After passing her secondary school exams, Najoo aspired to a medical career. Meher Baba suggested she become a nurse rather than a doctor. Nursing in India is a low-caste, low-paid profession, whereas Najoo wanted the prestige of becoming a doctor. So she inveigled Mehera to ask Meher Baba to permit her to go to medical college, sure that Baba would not refuse a plea from his premier woman disciple. Najoo got her way. However, she missed admission to medical college by one-tenth of a percent on her finals. In her interpretation of this crashing disappointment: “I knew right away that this had happened because I had disobeyed Baba and persisted in fulfilling my own wishes – and even enlisted the help of our sweet, innocent Mehera…who never suspected I was being crafty.”

As it turned out, Najoo won a scholarship to study overseas and became a prominent nursing administrator and teacher. The events of her life have served only to bolster and confirm her conviction that Meher Baba was God in human form, and after his death she continues to follow his teachings and involve herself in the work of his ashram. Meher Baba’s followers number in the thousands in the West, in the tens of thousands in India.

This book takes a behind-the-scenes look at life in an Indian spiritual ashram, filled with photos and excerpts from letters to and from Meher Baba and his close devotees.
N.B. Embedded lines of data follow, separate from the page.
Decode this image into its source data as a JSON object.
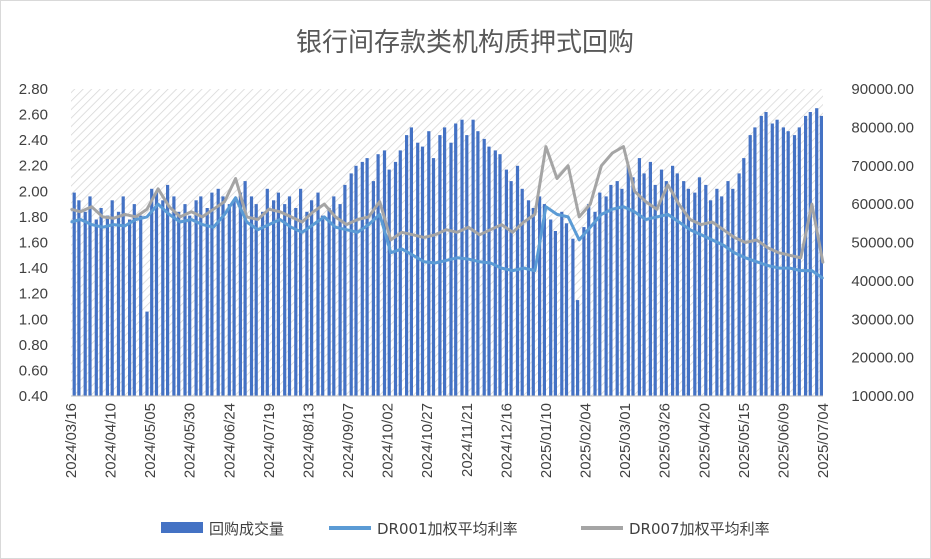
{
  "chart_data": {
    "type": "bar+line",
    "title": "银行间存款类机构质押式回购",
    "xlabel": "",
    "ylabel_left": "",
    "ylabel_right": "",
    "x_ticks": [
      "2024/03/16",
      "2024/04/10",
      "2024/05/05",
      "2024/05/30",
      "2024/06/24",
      "2024/07/19",
      "2024/08/13",
      "2024/09/07",
      "2024/10/02",
      "2024/10/27",
      "2024/11/21",
      "2024/12/16",
      "2025/01/10",
      "2025/02/04",
      "2025/03/01",
      "2025/03/26",
      "2025/04/20",
      "2025/05/15",
      "2025/06/09",
      "2025/07/04"
    ],
    "x_range": [
      "2024/03/16",
      "2025/07/04"
    ],
    "y_left": {
      "min": 0.4,
      "max": 2.8,
      "step": 0.2,
      "tick_labels": [
        "0.40",
        "0.60",
        "0.80",
        "1.00",
        "1.20",
        "1.40",
        "1.60",
        "1.80",
        "2.00",
        "2.20",
        "2.40",
        "2.60",
        "2.80"
      ]
    },
    "y_right": {
      "min": 10000,
      "max": 90000,
      "step": 10000,
      "tick_labels": [
        "10000.00",
        "20000.00",
        "30000.00",
        "40000.00",
        "50000.00",
        "60000.00",
        "70000.00",
        "80000.00",
        "90000.00"
      ]
    },
    "series": [
      {
        "name": "回购成交量",
        "type": "bar",
        "axis": "right",
        "color": "#4472c4",
        "x": [
          "2024/03/18",
          "2024/03/21",
          "2024/03/25",
          "2024/03/28",
          "2024/04/01",
          "2024/04/04",
          "2024/04/08",
          "2024/04/11",
          "2024/04/15",
          "2024/04/18",
          "2024/04/22",
          "2024/04/25",
          "2024/04/29",
          "2024/05/03",
          "2024/05/06",
          "2024/05/09",
          "2024/05/13",
          "2024/05/16",
          "2024/05/20",
          "2024/05/23",
          "2024/05/27",
          "2024/05/30",
          "2024/06/03",
          "2024/06/06",
          "2024/06/10",
          "2024/06/13",
          "2024/06/17",
          "2024/06/20",
          "2024/06/24",
          "2024/06/27",
          "2024/07/01",
          "2024/07/04",
          "2024/07/08",
          "2024/07/11",
          "2024/07/15",
          "2024/07/18",
          "2024/07/22",
          "2024/07/25",
          "2024/07/29",
          "2024/08/01",
          "2024/08/05",
          "2024/08/08",
          "2024/08/12",
          "2024/08/15",
          "2024/08/19",
          "2024/08/22",
          "2024/08/26",
          "2024/08/29",
          "2024/09/02",
          "2024/09/05",
          "2024/09/09",
          "2024/09/12",
          "2024/09/16",
          "2024/09/19",
          "2024/09/23",
          "2024/09/26",
          "2024/09/30",
          "2024/10/03",
          "2024/10/07",
          "2024/10/10",
          "2024/10/14",
          "2024/10/17",
          "2024/10/21",
          "2024/10/24",
          "2024/10/28",
          "2024/10/31",
          "2024/11/04",
          "2024/11/07",
          "2024/11/11",
          "2024/11/14",
          "2024/11/18",
          "2024/11/21",
          "2024/11/25",
          "2024/11/28",
          "2024/12/02",
          "2024/12/05",
          "2024/12/09",
          "2024/12/12",
          "2024/12/16",
          "2024/12/19",
          "2024/12/23",
          "2024/12/26",
          "2024/12/30",
          "2025/01/02",
          "2025/01/06",
          "2025/01/09",
          "2025/01/13",
          "2025/01/16",
          "2025/01/20",
          "2025/01/23",
          "2025/01/27",
          "2025/01/30",
          "2025/02/03",
          "2025/02/06",
          "2025/02/10",
          "2025/02/13",
          "2025/02/17",
          "2025/02/20",
          "2025/02/24",
          "2025/02/27",
          "2025/03/03",
          "2025/03/06",
          "2025/03/10",
          "2025/03/13",
          "2025/03/17",
          "2025/03/20",
          "2025/03/24",
          "2025/03/27",
          "2025/03/31",
          "2025/04/03",
          "2025/04/07",
          "2025/04/10",
          "2025/04/14",
          "2025/04/17",
          "2025/04/21",
          "2025/04/24",
          "2025/04/28",
          "2025/05/01",
          "2025/05/05",
          "2025/05/08",
          "2025/05/12",
          "2025/05/15",
          "2025/05/19",
          "2025/05/22",
          "2025/05/26",
          "2025/05/29",
          "2025/06/02",
          "2025/06/05",
          "2025/06/09",
          "2025/06/12",
          "2025/06/16",
          "2025/06/19",
          "2025/06/23",
          "2025/06/26",
          "2025/06/30",
          "2025/07/03"
        ],
        "values": [
          63000,
          61000,
          58000,
          62000,
          56000,
          59000,
          57000,
          61000,
          58000,
          62000,
          56000,
          60000,
          57000,
          32000,
          64000,
          63000,
          61000,
          65000,
          62000,
          58000,
          60000,
          57000,
          61000,
          62000,
          59000,
          63000,
          64000,
          62000,
          60000,
          61000,
          63000,
          66000,
          62000,
          60000,
          58000,
          64000,
          61000,
          63000,
          60000,
          62000,
          59000,
          64000,
          58000,
          61000,
          63000,
          57000,
          59000,
          62000,
          60000,
          65000,
          68000,
          70000,
          71000,
          72000,
          66000,
          73000,
          74000,
          69000,
          71000,
          74000,
          78000,
          80000,
          76000,
          75000,
          79000,
          72000,
          78000,
          80000,
          76000,
          81000,
          82000,
          78000,
          82000,
          79000,
          77000,
          75000,
          74000,
          73000,
          69000,
          66000,
          70000,
          64000,
          61000,
          59000,
          62000,
          60000,
          56000,
          53000,
          58000,
          55000,
          51000,
          35000,
          54000,
          60000,
          58000,
          63000,
          62000,
          65000,
          66000,
          64000,
          70000,
          67000,
          72000,
          68000,
          71000,
          65000,
          69000,
          66000,
          70000,
          68000,
          66000,
          64000,
          63000,
          67000,
          65000,
          61000,
          64000,
          62000,
          66000,
          64000,
          68000,
          72000,
          78000,
          80000,
          83000,
          84000,
          81000,
          82000,
          80000,
          79000,
          78000,
          80000,
          83000,
          84000,
          85000,
          83000
        ]
      },
      {
        "name": "DR001加权平均利率",
        "type": "line",
        "axis": "left",
        "color": "#5b9bd5",
        "x": [
          "2024/03/16",
          "2024/03/22",
          "2024/03/29",
          "2024/04/05",
          "2024/04/12",
          "2024/04/19",
          "2024/04/26",
          "2024/05/03",
          "2024/05/10",
          "2024/05/17",
          "2024/05/24",
          "2024/05/31",
          "2024/06/07",
          "2024/06/14",
          "2024/06/21",
          "2024/06/28",
          "2024/07/05",
          "2024/07/12",
          "2024/07/19",
          "2024/07/26",
          "2024/08/02",
          "2024/08/09",
          "2024/08/16",
          "2024/08/23",
          "2024/08/30",
          "2024/09/06",
          "2024/09/13",
          "2024/09/20",
          "2024/09/27",
          "2024/10/04",
          "2024/10/11",
          "2024/10/18",
          "2024/10/25",
          "2024/11/01",
          "2024/11/08",
          "2024/11/15",
          "2024/11/22",
          "2024/11/29",
          "2024/12/06",
          "2024/12/13",
          "2024/12/20",
          "2024/12/27",
          "2025/01/03",
          "2025/01/10",
          "2025/01/17",
          "2025/01/24",
          "2025/01/31",
          "2025/02/07",
          "2025/02/14",
          "2025/02/21",
          "2025/02/28",
          "2025/03/07",
          "2025/03/14",
          "2025/03/21",
          "2025/03/28",
          "2025/04/04",
          "2025/04/11",
          "2025/04/18",
          "2025/04/25",
          "2025/05/02",
          "2025/05/09",
          "2025/05/16",
          "2025/05/23",
          "2025/05/30",
          "2025/06/06",
          "2025/06/13",
          "2025/06/20",
          "2025/06/27",
          "2025/07/04"
        ],
        "values": [
          1.76,
          1.78,
          1.74,
          1.72,
          1.74,
          1.73,
          1.78,
          1.8,
          1.9,
          1.82,
          1.76,
          1.78,
          1.74,
          1.72,
          1.82,
          1.95,
          1.76,
          1.7,
          1.74,
          1.78,
          1.72,
          1.68,
          1.74,
          1.8,
          1.72,
          1.7,
          1.68,
          1.74,
          1.82,
          1.52,
          1.55,
          1.5,
          1.45,
          1.44,
          1.46,
          1.48,
          1.47,
          1.45,
          1.44,
          1.4,
          1.38,
          1.4,
          1.38,
          1.88,
          1.82,
          1.8,
          1.62,
          1.72,
          1.82,
          1.86,
          1.88,
          1.84,
          1.78,
          1.8,
          1.82,
          1.76,
          1.7,
          1.66,
          1.62,
          1.58,
          1.52,
          1.48,
          1.45,
          1.42,
          1.4,
          1.4,
          1.38,
          1.38,
          1.32
        ]
      },
      {
        "name": "DR007加权平均利率",
        "type": "line",
        "axis": "left",
        "color": "#a5a5a5",
        "x": [
          "2024/03/16",
          "2024/03/22",
          "2024/03/29",
          "2024/04/05",
          "2024/04/12",
          "2024/04/19",
          "2024/04/26",
          "2024/05/03",
          "2024/05/10",
          "2024/05/17",
          "2024/05/24",
          "2024/05/31",
          "2024/06/07",
          "2024/06/14",
          "2024/06/21",
          "2024/06/28",
          "2024/07/05",
          "2024/07/12",
          "2024/07/19",
          "2024/07/26",
          "2024/08/02",
          "2024/08/09",
          "2024/08/16",
          "2024/08/23",
          "2024/08/30",
          "2024/09/06",
          "2024/09/13",
          "2024/09/20",
          "2024/09/27",
          "2024/10/04",
          "2024/10/11",
          "2024/10/18",
          "2024/10/25",
          "2024/11/01",
          "2024/11/08",
          "2024/11/15",
          "2024/11/22",
          "2024/11/29",
          "2024/12/06",
          "2024/12/13",
          "2024/12/20",
          "2024/12/27",
          "2025/01/03",
          "2025/01/10",
          "2025/01/17",
          "2025/01/24",
          "2025/01/31",
          "2025/02/07",
          "2025/02/14",
          "2025/02/21",
          "2025/02/28",
          "2025/03/07",
          "2025/03/14",
          "2025/03/21",
          "2025/03/28",
          "2025/04/04",
          "2025/04/11",
          "2025/04/18",
          "2025/04/25",
          "2025/05/02",
          "2025/05/09",
          "2025/05/16",
          "2025/05/23",
          "2025/05/30",
          "2025/06/06",
          "2025/06/13",
          "2025/06/20",
          "2025/06/27",
          "2025/07/04"
        ],
        "values": [
          1.86,
          1.84,
          1.88,
          1.8,
          1.79,
          1.82,
          1.8,
          1.86,
          2.02,
          1.88,
          1.8,
          1.84,
          1.8,
          1.86,
          1.92,
          2.1,
          1.8,
          1.78,
          1.86,
          1.84,
          1.8,
          1.76,
          1.84,
          1.9,
          1.8,
          1.74,
          1.78,
          1.8,
          1.92,
          1.62,
          1.68,
          1.66,
          1.64,
          1.66,
          1.7,
          1.68,
          1.72,
          1.66,
          1.7,
          1.74,
          1.68,
          1.76,
          1.82,
          2.35,
          2.1,
          2.2,
          1.8,
          1.9,
          2.2,
          2.3,
          2.35,
          2.0,
          1.92,
          1.86,
          2.05,
          1.9,
          1.78,
          1.74,
          1.76,
          1.7,
          1.64,
          1.6,
          1.62,
          1.56,
          1.52,
          1.5,
          1.48,
          1.9,
          1.44
        ]
      }
    ],
    "legend": {
      "position": "bottom",
      "entries": [
        "回购成交量",
        "DR001加权平均利率",
        "DR007加权平均利率"
      ]
    },
    "grid": false,
    "plot_background": "hatched"
  }
}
It chronicles the physical and emotional experience of parents who made every possible sacrifice for their religious beliefs without regret and their daughter who, accepting those beliefs, became a worldly success and an example to others. Meher Baba once declared: “It will be Baba’s real miracle if I deprive you of everything and still you go on loving Me.” Najoo and her family were, by degrees, deprived, and by degrees, rewarded by this remarkable guru.